La democracia en Latinoamérica tiene dos grandes retos que van de la mano. La superación de la pobreza y la mejora en el acceso a la educación y la calidad de la misma. Durante décadas ha sido importante pero ahora es urgente y decisivo para el futuro del modelo democrático en el continente.

Mauricio Carradini
26 de mayo de 2018

En las próximas semanas Colombia y México escogerán presidente, y las encuestas indican que hay una alternativa que sería un quiebre tanto en el modelo político como económico del país. En los dos casos, la representación pura del nefasto y fallido socialismo latinoamericano.  

Un socialismo que para cerrar las brechas entre pobres y ricos, en vez de propender por mejorar las condiciones de los pobres, parte del resentimiento y la rabia para demoler lo construido y reinventar a las naciones, siempre peleando con la propiedad privada, la inversión extranjera, los compromisos internacionales y las asociaciones con otras democracias. Ahí está a la vista de todos la Venezuela que se han reinventado, pero cuando se menciona como ejemplo, algunos siempre corren a decir "¡Esto (Colombia o México), no es Venezuela!".

Las similitudes entre el Petro de Colombia y el López Obrador de México no pueden ser más notorias. Un autoritarismo tanto de acción como de ideas -sin tener la autoridad intelectual para fundamentarlo-; falta de estructura y flujo lógico de ideas; soluciones simplistas -en su mayoría ya probadas y fallidas-; y el recurso al facilismo conceptual de un único origen para todos los problemas del país: la corrupción y las clases políticas tradicionales.

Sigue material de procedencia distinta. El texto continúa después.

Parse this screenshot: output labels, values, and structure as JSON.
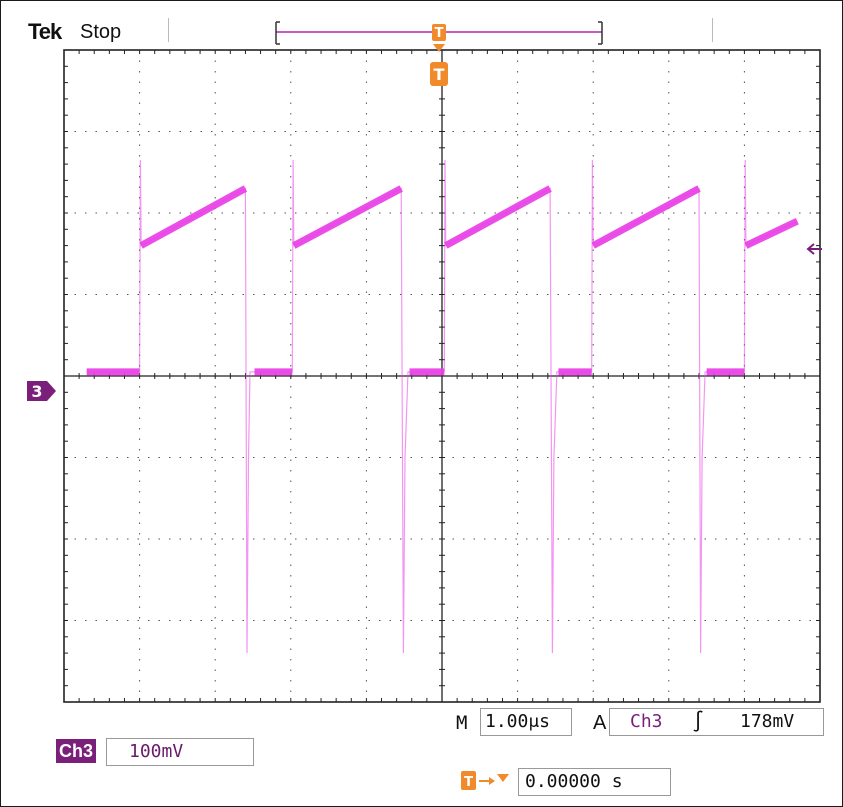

Tanto en Colombia como en México, hay un cultivo ideal para su populismo y demagogia: El descontento de la gente con el gobierno y la creencia de que cualquier cosa diferente no puede ser peor que lo que ha gobernado a los países los últimos ocho y seis años, respectivamente. Una abrumadora mayoría de colombianos desaprueba la gestión de Santos -alrededor del 80%-, y la gran mayoría de mexicanos está indignada con lo que el PRI de Peña Nieto ha hecho a nivel federal y estatal.

El descontento y la indignación, en ambos casos, son fundamentados. Santos traicionó tanto a los que estaban a favor del acuerdo de paz, como a los que se oponían a él. Para el colombiano del común las trampas de Santos, su marrullería y negocios con las cortes y el congreso para burlar la constitución, representan la política tradicional y el "todos los políticos son iguales". Peña Nieto prometió un nuevo PRI con una nueva generación de líderes, y muchos de sus gobernadores son buscados por robo y malversación de cientos, y en casos de miles, de millones de dólares.

El caso de México es más grave que el de Colombia. López Obrador lidera las encuestas y cuenta con el apoyo de grupos económicos y conglomerados de medios poderosos, quienes seguramente simplemente ya están acordando condiciones para coexistir en lo que se perfila como un ambiente hostil para empresarios, millonarios y multinacionales.

Petro, por otro lado, es rechazado por los empresarios y aparte de algún editor político, no cuenta con un medio de comunicación importante que crea en su proyecto y mucho menos que lo apoye. No sería de extrañar que detrás del poder en redes sociales y de la logística de la manifestaciones a favor de Petro estén los narco-petro-dólares venezolanos, pero no será el flojo y débil gobierno de Santos el que proteja a la democracia colombiana de la intromisión extranjera en las elecciones, así que probablemente esto nunca se sepa.

Aunque México y Colombia no se parezcan a la Venezuela de 1998, la verdad es que a Chávez lo eligieron porque la gente tenía rabia y quería algo diferente, y eso sí es lo mismo que está pasando con buena parte del electorado en los dos países.

El votante promedio quiere ver que las cosas mejoran, si no de un día para el otro, sí después de ocho años. Santos hizo todas las trampas posibles en nombre de la paz y exigió sacrificios enormes para lograrla. La reducción de víctimas como causa del conflicto no ha pesado lo suficiente dentro de la percepción de seguridad de los colombianos. Para el colombiano promedio Santos descuidó la economía y al país, disparó la corrupción y las cosas no cambiaron.

La rabia con el PRI en México es más profunda y grave. Aparte de los escándalos de corrupción, México es el único país del continente donde el número de pobres ha crecido en el período reciente, y esto en un escenario en donde reformas estructurales han generado inflación y empobrecimiento de la clase media. Una parte de la clase educada y del empresariado del país se siente burlada por el PRI -y por el PAN- y va también por un cambio. El que sea.

Las clases dirigentes y la clase política tradicional son los inmediatamente afectados cuando este socialismo sin experiencia de gobierno y con ínfulas de revancha reformista llega al poder. Y lo hace impulsado por la rabia de un segmento de población sin educación y sin esperanzas de cambio. Precisamente eso se esperaba que la clase dirigente y los políticos tradicionales solucionaran en las últimas décadas en Colombia y México.

En el mediano plazo, esos pobres sin esperanza, los poco educados y los ilusos socialistas reciben subsidios y prebendas del estado y todo les parece mejor. En el largo plazo, ya no hay con qué mantener la ilusión. Al socialista latinoamericano le gusta matar la vaca lechera para comerse la carne. Ahí tienen a Petro y a López Obrador prometiendo arruinar el negocio petrolero de dos estados que en buena medida viven de él. En el largo plazo los ricos se habrán ido, la economía estará peor que antes, los pobres serán más, y más pobres que nunca y los vicios de los políticos tradicionales parecerán bendiciones comparados con las mañas del socialista ladrón y sin experiencia.  

La apuesta del socialismo es tomarse la democracia para acabarla desde adentro. Ese fue el juego de Chávez y hoy Colombia y México tienen a dos de sus grandes admiradores buscando perpetuar su legado. Y si eso quieren los votantes, al fin de cuentas, es porque hay mucho de cierto en aquello de que los pueblos tienen los gobernantes que se merecen.